Skip to content

Atomic Claim Pattern

The atomic claim pattern is Monque’s core mechanism for ensuring a pending job is claimed by only one scheduler instance at a time.

This prevents concurrent duplicates, but it does not guarantee that a job can never run more than once. Jobs may be processed again after a crash, a retry, or stale recovery, so workers should be idempotent.

In distributed systems, multiple workers might try to pick up the same job simultaneously. Without proper coordination, this leads to:

  • Duplicate processing: Same job runs multiple times
  • Race conditions: Workers step on each other’s work
  • Lost updates: Results get overwritten
  • Wasted resources: Redundant computation

Monque uses MongoDB’s findOneAndUpdate with atomic guarantees to ensure only one scheduler claims each pending job.

// Simplified internal implementation
const job = await collection.findOneAndUpdate(
  {
    // Only match jobs that are:
    name: workerName,            // For this worker type
    status: 'pending',           // Not already claimed
    nextRunAt: { $lte: now },    // Ready to run
    $or: [                       // Not owned by another instance
      { claimedBy: null },
      { claimedBy: { $exists: false } }
    ]
  },
  {
    $set: {
      status: 'processing',
      claimedBy: schedulerInstanceId,  // Mark ownership
      lockedAt: new Date(),
      lastHeartbeat: new Date(),
      heartbeatInterval: 30000,
      updatedAt: new Date()
    }
  },
  {
    returnDocument: 'after'      // Return the claimed job
  }
);
  1. Atomic operation: MongoDB guarantees the query and update execute as one unit
  2. First-writer wins: Only one instance can match and update the same document
  3. Immediate visibility: Other instances see the updated document instantly
  4. No external locks: No need for Redis, ZooKeeper, or distributed lock managers

Each Monque instance has a unique identifier:

const monque = new Monque(db, {
  schedulerInstanceId: 'worker-1'  // Optional: provide your own
});

// Or let Monque generate a UUID
const monque = new Monque(db); // Uses randomUUID()
// Instance ID is visible in job documents
const job = await monque.enqueue('task', { foo: 'bar' });
// After being claimed:
// job.claimedBy === 'worker-1' (or the UUID)

Monque detects when two active instances share the same schedulerInstanceId. During initialize(), after stale recovery runs, it checks whether any job is currently processing with the same ID and has a recent heartbeat (within 2 × heartbeatInterval). If one is found, a ConnectionError is thrown immediately.
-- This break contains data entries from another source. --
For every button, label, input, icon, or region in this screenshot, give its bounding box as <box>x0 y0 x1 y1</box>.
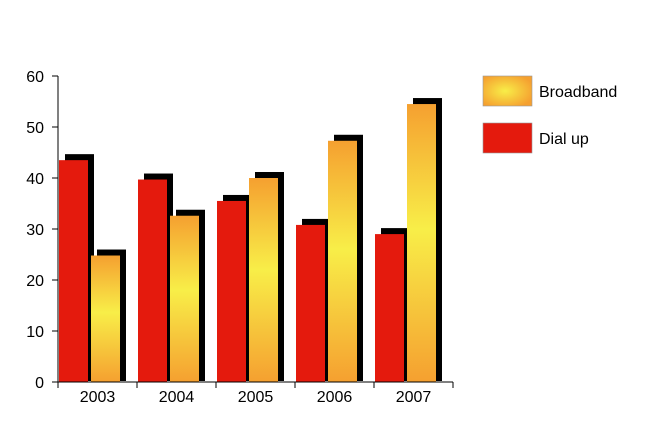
y-tick-label-0: 0 <box>35 375 44 392</box>
y-tick-label-30: 30 <box>26 222 44 239</box>
bar-broadband-2005 <box>249 178 278 382</box>
bar-dial-up-2007 <box>375 234 404 382</box>
legend: Broadband Dial up <box>482 75 617 154</box>
bar-dial-up-2006 <box>296 224 325 382</box>
y-tick-label-40: 40 <box>26 171 44 188</box>
bar-dial-up-2005 <box>217 200 246 382</box>
x-tick-label-2007: 2007 <box>396 389 432 406</box>
legend-label-dial-up: Dial up <box>539 131 589 148</box>
bar-broadband-2006 <box>328 140 357 382</box>
axes: 2003 2004 2005 2006 2007 0 10 20 30 40 50 60 <box>26 69 454 406</box>
bar-broadband-2004 <box>170 215 199 382</box>
x-tick-label-2005: 2005 <box>238 389 274 406</box>
plot-area <box>59 98 442 383</box>
x-tick-label-2003: 2003 <box>80 389 116 406</box>
bar-broadband-2003 <box>91 255 120 382</box>
x-tick-label-2006: 2006 <box>317 389 353 406</box>
bar-dial-up-2003 <box>59 160 88 382</box>
y-tick-label-20: 20 <box>26 273 44 290</box>
bar-broadband-2007 <box>407 104 436 383</box>
y-tick-label-60: 60 <box>26 69 44 86</box>
y-tick-label-10: 10 <box>26 324 44 341</box>
y-tick-label-50: 50 <box>26 120 44 137</box>
legend-label-broadband: Broadband <box>539 84 617 101</box>
bar-dial-up-2004 <box>138 179 167 382</box>
legend-swatch-broadband <box>482 75 533 107</box>
legend-swatch-dial-up <box>482 122 533 154</box>
x-tick-label-2004: 2004 <box>159 389 195 406</box>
import { ConnectionError } from '@monque/core';

try {
  await monque.initialize();
} catch (error) {
  if (error instanceof ConnectionError) {
    // Another live instance is using the same ID
    console.error(error.message);
  }
}

Why stale recovery runs first: A crashed instance leaves jobs in processing with a stale lockedAt timestamp. Stale recovery uses the job’s lockedAt field and the configured lockTimeout to determine if a job’s lock has expired—this is separate from heartbeat monitoring. Collision detection checks lastHeartbeat to detect actively running instances. By running stale recovery first, jobs with expired locks are reset to pending before the collision check runs, preventing false positives from crash-recovery scenarios.
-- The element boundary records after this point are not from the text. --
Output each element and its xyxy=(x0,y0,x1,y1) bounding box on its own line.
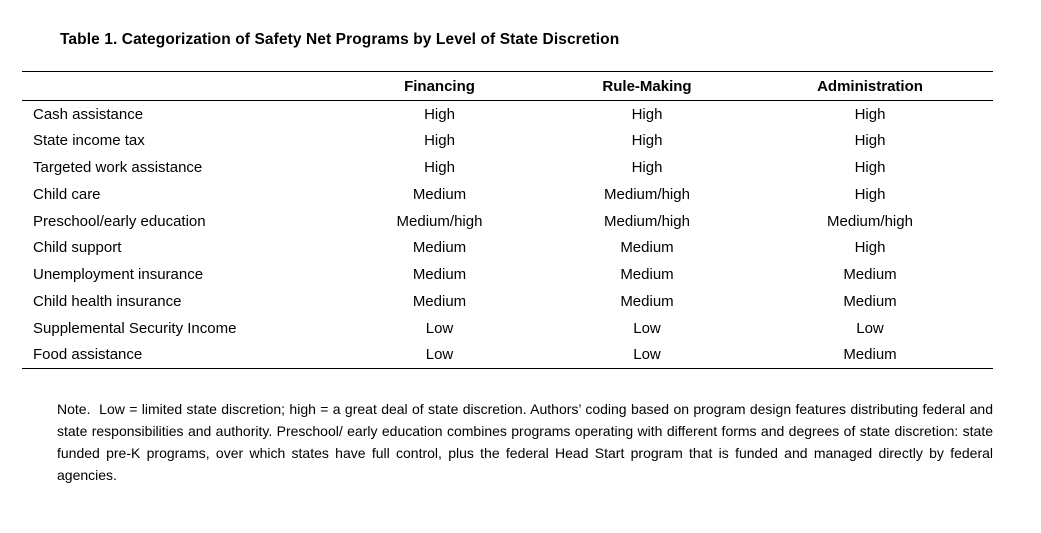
rule-making-cell: High xyxy=(631,158,663,176)
financing-cell: Medium/high xyxy=(396,212,483,230)
rule-making-cell: Medium xyxy=(620,266,674,284)
program-name-cell: Unemployment insurance xyxy=(33,266,204,284)
rule-making-cell: Low xyxy=(633,319,661,337)
table-row: Targeted work assistance High High High xyxy=(22,154,993,181)
administration-cell: High xyxy=(854,185,886,203)
rule-making-cell: High xyxy=(631,132,663,150)
financing-cell: Low xyxy=(425,319,454,337)
administration-cell: Medium xyxy=(843,292,897,310)
administration-cell: Medium xyxy=(843,346,897,364)
column-header-administration: Administration xyxy=(817,77,923,95)
program-name-cell: Child support xyxy=(33,239,122,257)
table-row: Child health insurance Medium Medium Med… xyxy=(22,288,993,315)
program-name-cell: Food assistance xyxy=(33,346,143,364)
administration-cell: High xyxy=(854,105,886,123)
table-title: Table 1. Categorization of Safety Net Pr… xyxy=(60,31,620,48)
table-body: Cash assistance High High High State inc… xyxy=(22,101,993,369)
table-row: Child support Medium Medium High xyxy=(22,234,993,261)
rule-making-cell: High xyxy=(631,105,663,123)
column-header-rule-making: Rule-Making xyxy=(602,77,692,95)
rule-making-cell: Medium xyxy=(620,292,674,310)
table-row: Cash assistance High High High xyxy=(22,101,993,128)
table-row: Child care Medium Medium/high High xyxy=(22,181,993,208)
financing-cell: Medium xyxy=(412,185,467,203)
financing-cell: Medium xyxy=(412,266,467,284)
administration-cell: High xyxy=(854,239,886,257)
administration-cell: Medium/high xyxy=(827,212,913,230)
table-row: Preschool/early education Medium/high Me… xyxy=(22,208,993,235)
financing-cell: High xyxy=(424,132,455,150)
administration-cell: High xyxy=(854,132,886,150)
header-row: Financing Rule-Making Administration xyxy=(22,72,993,101)
safety-net-table: Financing Rule-Making Administration Cas… xyxy=(22,71,993,369)
program-name-cell: Supplemental Security Income xyxy=(33,319,237,337)
table-row: Supplemental Security Income Low Low Low xyxy=(22,315,993,342)
program-name-cell: Child care xyxy=(33,185,101,203)
table-row: State income tax High High High xyxy=(22,127,993,154)
rule-making-cell: Low xyxy=(633,346,661,364)
table-row: Unemployment insurance Medium Medium Med… xyxy=(22,261,993,288)
rule-making-cell: Medium/high xyxy=(604,212,690,230)
administration-cell: High xyxy=(854,158,886,176)
financing-cell: Medium xyxy=(412,239,467,257)
program-name-cell: State income tax xyxy=(33,132,145,150)
column-header-program xyxy=(22,72,332,101)
program-name-cell: Child health insurance xyxy=(33,292,182,310)
table-row: Food assistance Low Low Medium xyxy=(22,342,993,369)
administration-cell: Low xyxy=(856,319,884,337)
financing-cell: Low xyxy=(425,346,454,364)
table-note: Note. Low = limited state discretion; hi… xyxy=(57,401,997,483)
table-header: Financing Rule-Making Administration xyxy=(22,72,993,101)
program-name-cell: Cash assistance xyxy=(33,105,144,123)
rule-making-cell: Medium xyxy=(620,239,674,257)
financing-cell: Medium xyxy=(412,292,467,310)
program-name-cell: Targeted work assistance xyxy=(33,158,203,176)
rule-making-cell: Medium/high xyxy=(604,185,690,203)
program-name-cell: Preschool/early education xyxy=(33,212,206,230)
financing-cell: High xyxy=(424,105,455,123)
column-header-financing: Financing xyxy=(404,77,475,95)
financing-cell: High xyxy=(424,158,455,176)
administration-cell: Medium xyxy=(843,266,897,284)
Run multiple scheduler instances for high availability:

// Instance 1 (server-a)
const monque1 = new Monque(db, {
  schedulerInstanceId: 'server-a'
});
monque1.register('send-email', emailHandler);
monque1.start();

// Instance 2 (server-b)  
const monque2 = new Monque(db, {
  schedulerInstanceId: 'server-b'
});
monque2.register('send-email', emailHandler);
monque2.start();

// Both compete fairly for jobs
// Each pending job is claimed by exactly one instance at a time

Jobs are distributed naturally based on claim timing:

Job Queue: [A, B, C, D, E, F, G, H]

Instance 1 claims: A, C, E, G
Instance 2 claims: B, D, F, H
(Actual distribution varies based on timing)
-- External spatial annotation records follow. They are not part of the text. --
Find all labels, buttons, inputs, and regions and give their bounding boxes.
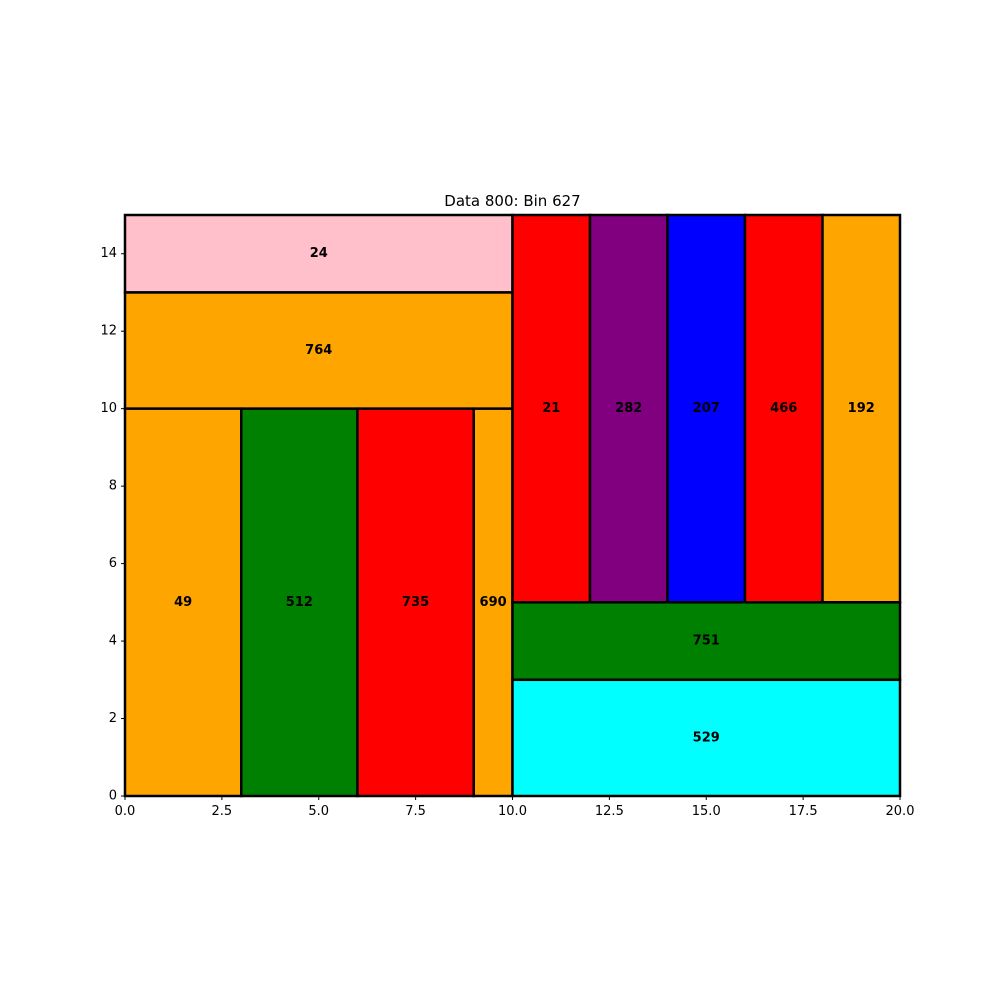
packed-rect-24 <box>123 213 514 294</box>
rect-label-49: 49 <box>174 595 192 610</box>
packed-rect-751 <box>511 601 902 682</box>
x-tick-label: 17.5 <box>789 804 818 819</box>
rect-label-466: 466 <box>770 401 797 416</box>
rect-label-512: 512 <box>286 595 313 610</box>
packed-rect-690 <box>472 407 514 798</box>
rect-label-282: 282 <box>615 401 642 416</box>
labels-layer: 24 764 49 512 735 690 21 282 207 466 192 751 529 <box>174 246 875 745</box>
rect-label-192: 192 <box>848 401 875 416</box>
rect-label-24: 24 <box>310 246 328 261</box>
x-axis: 0.0 2.5 5.0 7.5 10.0 12.5 15.0 17.5 20.0 <box>115 796 915 819</box>
rect-label-21: 21 <box>542 401 560 416</box>
x-tick-label: 20.0 <box>886 804 915 819</box>
y-tick-label: 6 <box>109 556 117 571</box>
rect-label-735: 735 <box>402 595 429 610</box>
x-tick-label: 15.0 <box>692 804 721 819</box>
x-tick-label: 0.0 <box>115 804 136 819</box>
rect-label-207: 207 <box>693 401 720 416</box>
y-tick-label: 4 <box>109 634 117 649</box>
y-tick-label: 12 <box>100 324 117 339</box>
y-tick-label: 8 <box>109 479 117 494</box>
x-tick-label: 12.5 <box>595 804 624 819</box>
rect-label-764: 764 <box>305 343 332 358</box>
y-tick-label: 14 <box>100 246 117 261</box>
packed-rect-282 <box>588 213 669 604</box>
y-tick-label: 2 <box>109 711 117 726</box>
x-tick-label: 7.5 <box>405 804 426 819</box>
x-tick-label: 2.5 <box>212 804 233 819</box>
y-tick-label: 0 <box>109 789 117 804</box>
y-tick-label: 10 <box>100 401 117 416</box>
chart-title: Data 800: Bin 627 <box>444 192 580 210</box>
y-axis: 0 2 4 6 8 10 12 14 <box>100 246 125 804</box>
x-tick-label: 5.0 <box>308 804 329 819</box>
packed-rect-764 <box>123 291 514 410</box>
rect-label-529: 529 <box>693 730 720 745</box>
rects-layer <box>123 213 902 798</box>
rect-label-751: 751 <box>693 634 720 649</box>
packed-rect-49 <box>123 407 243 798</box>
x-tick-label: 10.0 <box>498 804 527 819</box>
packed-rect-466 <box>743 213 824 604</box>
rect-label-690: 690 <box>480 595 507 610</box>
packed-rect-512 <box>240 407 359 798</box>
Monque creates the required MongoDB indexes during initialize() to keep claim and polling queries fast.

For the full list of indexes, see Jobs.

// Compound index for claim queries
{ status: 1, nextRunAt: 1, claimedBy: 1 }

// Index for finding jobs by owner
{ claimedBy: 1, status: 1 }

These indexes ensure claim operations remain fast even with large queues.

sequenceDiagram
    participant W1 as Worker 1
    participant DB as MongoDB
    participant W2 as Worker 2
    
    Note over DB: Job in pending state
    
    W1->>DB: findOneAndUpdate (claim attempt)
    W2->>DB: findOneAndUpdate (claim attempt)
    
    DB-->>W1: Job document (claimed!)
    DB-->>W2: null (already claimed)
    
    Note over W1: Processes job
    
    W1->>DB: Update status to completed
    Note over DB: Job complete, claimedBy cleared

If a worker crashes while processing:

  1. Job remains in processing status with claimedBy set
  2. lastHeartbeat stops updating
  3. After lockTimeout, the job can be recovered on startup (see Heartbeat)

When stop() is called:

await monque.stop();
// 1. Stops accepting new jobs
// 2. Waits for in-progress jobs to complete
// 3. If shutdown times out, in-progress jobs may remain in `processing`
//    and will be recovered later by stale recovery on startup
// ✅ Good - Identifiable in logs and debugging
const monque = new Monque(db, {
  schedulerInstanceId: `${hostname}-${process.pid}`
});

// ❌ Less useful - Random UUID (default)
const monque = new Monque(db);
let claimCount = 0;

monque.on('job:start', () => {
  claimCount++;
  metrics.gauge('monque.active_claims', claimCount);
});

monque.on('job:complete', () => {
  claimCount--;
  metrics.gauge('monque.active_claims', claimCount);
});
monque.on('job:error', ({ error }) => {
  if (error.message.includes('claim')) {
    // Claim contention - normal in multi-instance
    metrics.increment('monque.claim_contention');
  }
});
PatternProsCons
Atomic Claim (Monque)No external dependencies, strong consistencyRequires MongoDB
Redis LocksFast, widely usedAdditional infrastructure, lock expiry issues
Pessimistic LockingSimple conceptBlocks other workers, deadlock risk
Optimistic LockingNo blockingRetry storms under contention